Separate ones of the plates 56 may be used for each of the walls involved. Alternately, on each of the end walls, a single plate may be formed to define the radially inner spherical wall 16 and the corresonding side wall 18. In such a case, a part 70 thereof may be folded over towards the flange 52. Adjacent its ends, the plate 56 defining the radially outer spherical wall may be apertured as at 72 and a groove 74 disposed in each side of the outer wall member 50. A gas seal 76 may be disposed at the interface of the elements. In such a case, it is desirable that one of the grooves E be located between the chamber 12 and the gas seal 76 so that gases heated either by compression or combustion or both, and passing along the interface, are cooled before contacting the gas seal 76. Thus, the gas seal 76 may be formed of an elastomer without particular concern for its thermal properties, since it will be adequately cooled by the presence of coolant in the groove E.

It will be observed that in the case of each of the walls, the thin cover plate 56 is supported by those portions of the corresponding wall member disposed between the grooves 54. Any suitable porting extending through the wall members 46 or 50 can be employed for the purpose of directing a coolant to the grooves 54.

FIGS. 3 and 4 illustrate a modified embodiment of the invention wherein the coolant receiving grooves are generally radially directed. For example, grooves 154 are disposed in the side walls 18 and extend radially. A continuation 156 of each of the grooves 154 extends into adjacency with the cover plate at the radially inner spherical wall 16. Ports 160 allow the introduction and exist of coolant as illustrated by arrows in FIG. 3.
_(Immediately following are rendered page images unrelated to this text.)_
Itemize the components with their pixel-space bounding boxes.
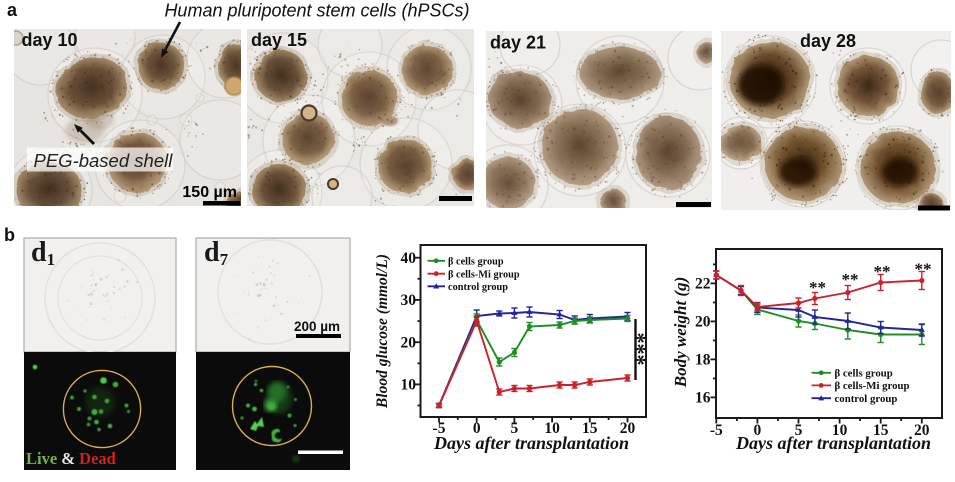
svg-text:40: 40	[401, 250, 417, 267]
svg-text:a: a	[7, 0, 18, 20]
svg-text:20: 20	[914, 422, 930, 439]
svg-text:30: 30	[401, 292, 417, 309]
svg-text:-5: -5	[433, 420, 446, 437]
svg-text:10: 10	[832, 422, 848, 439]
svg-text:day 10: day 10	[22, 30, 78, 50]
svg-text:18: 18	[695, 352, 711, 369]
svg-text:PEG-based shell: PEG-based shell	[34, 150, 174, 171]
svg-text:β cells group: β cells group	[835, 368, 893, 380]
svg-text:15: 15	[582, 420, 598, 437]
svg-text:Human pluripotent stem cells (: Human pluripotent stem cells (hPSCs)	[164, 1, 469, 21]
svg-text:**: **	[842, 270, 859, 289]
svg-text:**: **	[809, 278, 826, 297]
svg-text:0: 0	[754, 422, 762, 439]
svg-text:150 µm: 150 µm	[182, 184, 237, 201]
svg-text:Live & Dead: Live & Dead	[26, 449, 116, 468]
svg-text:Days after transplantation: Days after transplantation	[735, 433, 931, 453]
svg-text:5: 5	[795, 422, 803, 439]
svg-text:day 15: day 15	[251, 30, 307, 50]
svg-text:β cells-Mi group: β cells-Mi group	[835, 380, 910, 392]
svg-text:10: 10	[544, 420, 560, 437]
svg-text:20: 20	[620, 420, 636, 437]
svg-text:β cells-Mi group: β cells-Mi group	[448, 269, 520, 280]
svg-text:200 µm: 200 µm	[294, 319, 340, 334]
svg-text:Blood glucose (mmol/L): Blood glucose (mmol/L)	[374, 254, 391, 409]
svg-text:β cells group: β cells group	[448, 256, 504, 267]
svg-text:Body weight (g): Body weight (g)	[671, 277, 690, 389]
svg-text:day 28: day 28	[800, 31, 856, 51]
svg-text:control group: control group	[835, 393, 898, 405]
svg-text:15: 15	[873, 422, 889, 439]
svg-text:-5: -5	[710, 422, 723, 439]
svg-text:**: **	[874, 262, 891, 281]
svg-text:b: b	[4, 225, 15, 245]
svg-text:16: 16	[695, 390, 711, 407]
svg-text:10: 10	[401, 377, 417, 394]
svg-text:20: 20	[695, 314, 711, 331]
svg-text:5: 5	[511, 420, 519, 437]
svg-text:day 21: day 21	[490, 33, 546, 53]
svg-text:**: **	[915, 260, 932, 279]
svg-text:***: ***	[626, 333, 651, 366]
svg-text:22: 22	[695, 276, 711, 293]
svg-text:0: 0	[473, 420, 481, 437]
svg-text:Days after transplantation: Days after transplantation	[433, 433, 629, 453]
svg-text:20: 20	[401, 335, 417, 352]
svg-text:control group: control group	[448, 282, 508, 293]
Separate and distinct conduits are defined by grooves 162 extending across the radially outer spherical wall 14 and coolant may be introduced through a conduit 164 and removed from a similar conduit (not shown) adjacent the opposite side wall 18. Again, the portions of the wall members between the various grooves support the cover plate against collapse.

Claims

1. In a slant axis rotary mechanism including a housing defining a chamber having a radially outer spherical wall and a radially inner spherical wall interconnected by opposed, generally radially extending side walls, a shaft journalled within said housing and having an angularly offset portion within said chamber, and a rotor within said chamber and journalled on said angularly offset portion, an improved cooling system including a plurality of coolant receiving grooves in said walls, and a thin cover plate for said walls and thus said grooves and being supported against collapse by the wall portions between said grooves; said side walls being formed by side wall members separate from said outer spherical wall, gas seal means sealing the interfaces of said side wall members and said outer spherical wall, there being at least one said groove between said gas seal means and said chamber along said interface.